September 5, 2011

Tuesday after the Eleventh Sunday after Trinity

Lectionary

Morning - Ps.73, 2 Sam. 1:1-16, Lk. 22:1-13
Evening - Ps.78, Nahum 2, Rom. 8:28

Commentary
Romans 8:28-39

Reading this passage in Romans requires us to look back at Rom. 8:18: "For I reckon that the sufferings of this present time are not worthy to be compared with the glory which shall be revealed in us." Everything in tonight's reading is written to support and prove the point stated in this verse.

It is to prove verse 18 that Paul makes the great statement in 8:28, "all things work together for good to them that love God." There are several reasons why all things work together for our good. First, they develop Godliness in us. The course of life shapes us into the people God wants us to be. As James puts it, "the trying of your faith worketh patience" (Jas. 1:3), and as Paul states it in Romans 5:3&4, "tribulation worketh patience; and patience, experience; and experience, hope." Second, the trials and disappointments of life teach us to look for our greatest treasures in Heaven rather than earth. In Heaven, moths and rust do not corrupt our goods, and thieves cannot steal them away (Mt. 6:20). But the greatest good that can come from our experiences on earth is the realisation that God is greater than all our problems, and even greater than all our worldly pleasures. They "are not worthy to be compared with the glory which shall be revealed in us." It is as we realise this more and more that we fix our hope and peace on God. In this way, all things work together for our good.

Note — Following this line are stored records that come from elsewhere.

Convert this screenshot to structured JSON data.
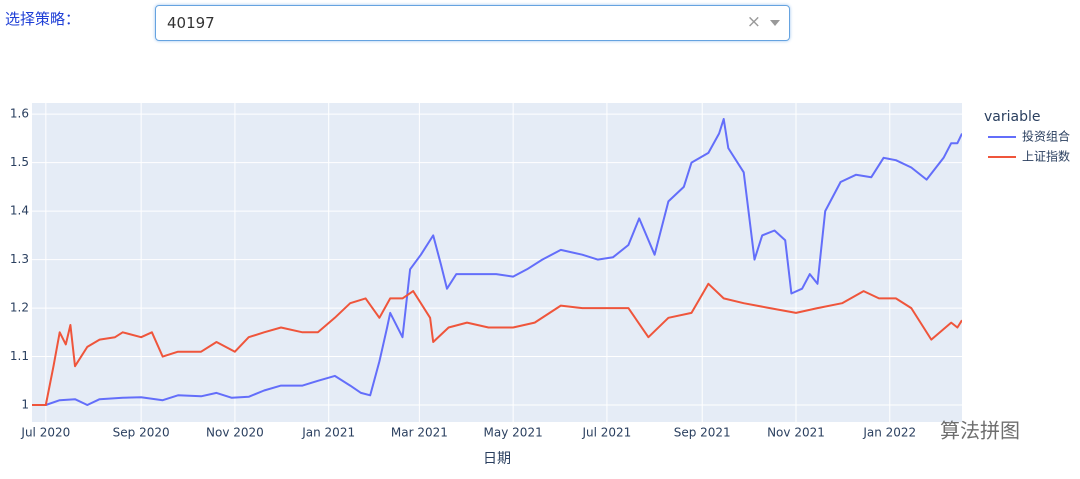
{
  "control": {
    "label": "选择策略：",
    "value": "40197"
  },
  "watermark": "算法拼图",
  "chart_data": {
    "type": "line",
    "x_label": "日期",
    "legend_title": "variable",
    "legend": "right",
    "grid": true,
    "background": "#e5ecf6",
    "xlim": [
      "2020-06-22",
      "2022-02-17"
    ],
    "xticks": [
      {
        "value": "2020-07-01",
        "label": "Jul 2020"
      },
      {
        "value": "2020-09-01",
        "label": "Sep 2020"
      },
      {
        "value": "2020-11-01",
        "label": "Nov 2020"
      },
      {
        "value": "2021-01-01",
        "label": "Jan 2021"
      },
      {
        "value": "2021-03-01",
        "label": "Mar 2021"
      },
      {
        "value": "2021-05-01",
        "label": "May 2021"
      },
      {
        "value": "2021-07-01",
        "label": "Jul 2021"
      },
      {
        "value": "2021-09-01",
        "label": "Sep 2021"
      },
      {
        "value": "2021-11-01",
        "label": "Nov 2021"
      },
      {
        "value": "2022-01-01",
        "label": "Jan 2022"
      }
    ],
    "ylim": [
      0.965,
      1.623
    ],
    "yticks": [
      1,
      1.1,
      1.2,
      1.3,
      1.4,
      1.5,
      1.6
    ],
    "series": [
      {
        "name": "投资组合",
        "color": "#636efa",
        "x": [
          "2020-06-22",
          "2020-07-01",
          "2020-07-10",
          "2020-07-20",
          "2020-07-28",
          "2020-08-05",
          "2020-08-20",
          "2020-09-01",
          "2020-09-15",
          "2020-09-25",
          "2020-10-10",
          "2020-10-20",
          "2020-10-30",
          "2020-11-10",
          "2020-11-20",
          "2020-12-01",
          "2020-12-15",
          "2020-12-25",
          "2021-01-05",
          "2021-01-15",
          "2021-01-22",
          "2021-01-28",
          "2021-02-03",
          "2021-02-08",
          "2021-02-10",
          "2021-02-18",
          "2021-02-23",
          "2021-03-02",
          "2021-03-10",
          "2021-03-15",
          "2021-03-19",
          "2021-03-25",
          "2021-04-05",
          "2021-04-20",
          "2021-05-01",
          "2021-05-10",
          "2021-05-20",
          "2021-06-01",
          "2021-06-15",
          "2021-06-25",
          "2021-07-05",
          "2021-07-15",
          "2021-07-22",
          "2021-08-01",
          "2021-08-10",
          "2021-08-20",
          "2021-08-25",
          "2021-09-05",
          "2021-09-12",
          "2021-09-15",
          "2021-09-18",
          "2021-09-28",
          "2021-10-05",
          "2021-10-10",
          "2021-10-18",
          "2021-10-25",
          "2021-10-29",
          "2021-11-05",
          "2021-11-10",
          "2021-11-15",
          "2021-11-20",
          "2021-11-30",
          "2021-12-10",
          "2021-12-20",
          "2021-12-28",
          "2022-01-05",
          "2022-01-15",
          "2022-01-25",
          "2022-02-05",
          "2022-02-10",
          "2022-02-14",
          "2022-02-17"
        ],
        "values": [
          1.0,
          1.0,
          1.01,
          1.012,
          1.0,
          1.012,
          1.015,
          1.016,
          1.01,
          1.02,
          1.018,
          1.025,
          1.015,
          1.017,
          1.03,
          1.04,
          1.04,
          1.05,
          1.06,
          1.04,
          1.025,
          1.02,
          1.09,
          1.16,
          1.19,
          1.14,
          1.28,
          1.31,
          1.35,
          1.29,
          1.24,
          1.27,
          1.27,
          1.27,
          1.265,
          1.28,
          1.3,
          1.32,
          1.31,
          1.3,
          1.305,
          1.33,
          1.385,
          1.31,
          1.42,
          1.45,
          1.5,
          1.52,
          1.56,
          1.59,
          1.53,
          1.48,
          1.3,
          1.35,
          1.36,
          1.34,
          1.23,
          1.24,
          1.27,
          1.25,
          1.4,
          1.46,
          1.475,
          1.47,
          1.51,
          1.505,
          1.49,
          1.465,
          1.51,
          1.54,
          1.54,
          1.56
        ]
      },
      {
        "name": "上证指数",
        "color": "#ef553b",
        "x": [
          "2020-06-22",
          "2020-07-01",
          "2020-07-06",
          "2020-07-10",
          "2020-07-14",
          "2020-07-17",
          "2020-07-20",
          "2020-07-28",
          "2020-08-05",
          "2020-08-15",
          "2020-08-20",
          "2020-09-01",
          "2020-09-08",
          "2020-09-15",
          "2020-09-25",
          "2020-10-10",
          "2020-10-20",
          "2020-11-01",
          "2020-11-10",
          "2020-11-20",
          "2020-12-01",
          "2020-12-15",
          "2020-12-25",
          "2021-01-05",
          "2021-01-15",
          "2021-01-25",
          "2021-02-03",
          "2021-02-10",
          "2021-02-18",
          "2021-02-25",
          "2021-03-08",
          "2021-03-10",
          "2021-03-20",
          "2021-04-01",
          "2021-04-15",
          "2021-05-01",
          "2021-05-15",
          "2021-06-01",
          "2021-06-15",
          "2021-07-01",
          "2021-07-15",
          "2021-07-28",
          "2021-08-10",
          "2021-08-25",
          "2021-09-05",
          "2021-09-15",
          "2021-09-28",
          "2021-10-15",
          "2021-11-01",
          "2021-11-15",
          "2021-12-01",
          "2021-12-15",
          "2021-12-25",
          "2022-01-05",
          "2022-01-15",
          "2022-01-28",
          "2022-02-10",
          "2022-02-14",
          "2022-02-17"
        ],
        "values": [
          1.0,
          1.0,
          1.08,
          1.15,
          1.125,
          1.165,
          1.08,
          1.12,
          1.135,
          1.14,
          1.15,
          1.14,
          1.15,
          1.1,
          1.11,
          1.11,
          1.13,
          1.11,
          1.14,
          1.15,
          1.16,
          1.15,
          1.15,
          1.18,
          1.21,
          1.22,
          1.18,
          1.22,
          1.22,
          1.235,
          1.18,
          1.13,
          1.16,
          1.17,
          1.16,
          1.16,
          1.17,
          1.205,
          1.2,
          1.2,
          1.2,
          1.14,
          1.18,
          1.19,
          1.25,
          1.22,
          1.21,
          1.2,
          1.19,
          1.2,
          1.21,
          1.235,
          1.22,
          1.22,
          1.2,
          1.135,
          1.17,
          1.16,
          1.175
        ]
      }
    ]
  }
}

In support of the premise in 8:18, Paul offers the statements in verses 29 and 30. Many stumble over the word "predestination," but we need not allow it to cause us grief. It is, after all, a Biblical word. Some people see this word and make it the sum and total of their understanding of the Bible. Others ignore it altogether. Neither is correct. Obviously the God of all creation is moving the created order toward His pre-determined goal. That goal, equally obviously, includes people. Rather than letting this cause us heartburn, let it do as Paul meant it to do, assure us that our lives and souls are in the hand of God, who is preparing us to dwell with Him in Heaven forever. Compared to this, the problems and troubles of earth seem very small and trivial.

Romans 8:29 and 30 are simply more support for the conclusion of 8:18, and lead us to the question in 18:31,"if God be for us, who can be against us?" He gave His Son for us, will a few problems on earth prevent Him from giving us all the things He intends to give? (8:32) He has justified us, can any charges against us stand up in His court? (8:33). Christ died and rose again for us, is anything able to separate us from that kind of Divine love? (8:34). The answer is a resounding, "NO!" None of the sufferings of this present time are able to separate us from His love, or take from us our place in His Kingdom of grace.

Verses 35-39 offer a frightening array of the "sufferings of this present time." None of them can prevent God from completing the work He has begun in us. None of them can prevent those, whom He has justified and is sanctifying, from being brought into the full and final sense of the salvation Christ died to purchase for us. In all of these things we are more than conquerors, for Christ will infallibly bring us to the promised joy of Heaven forever.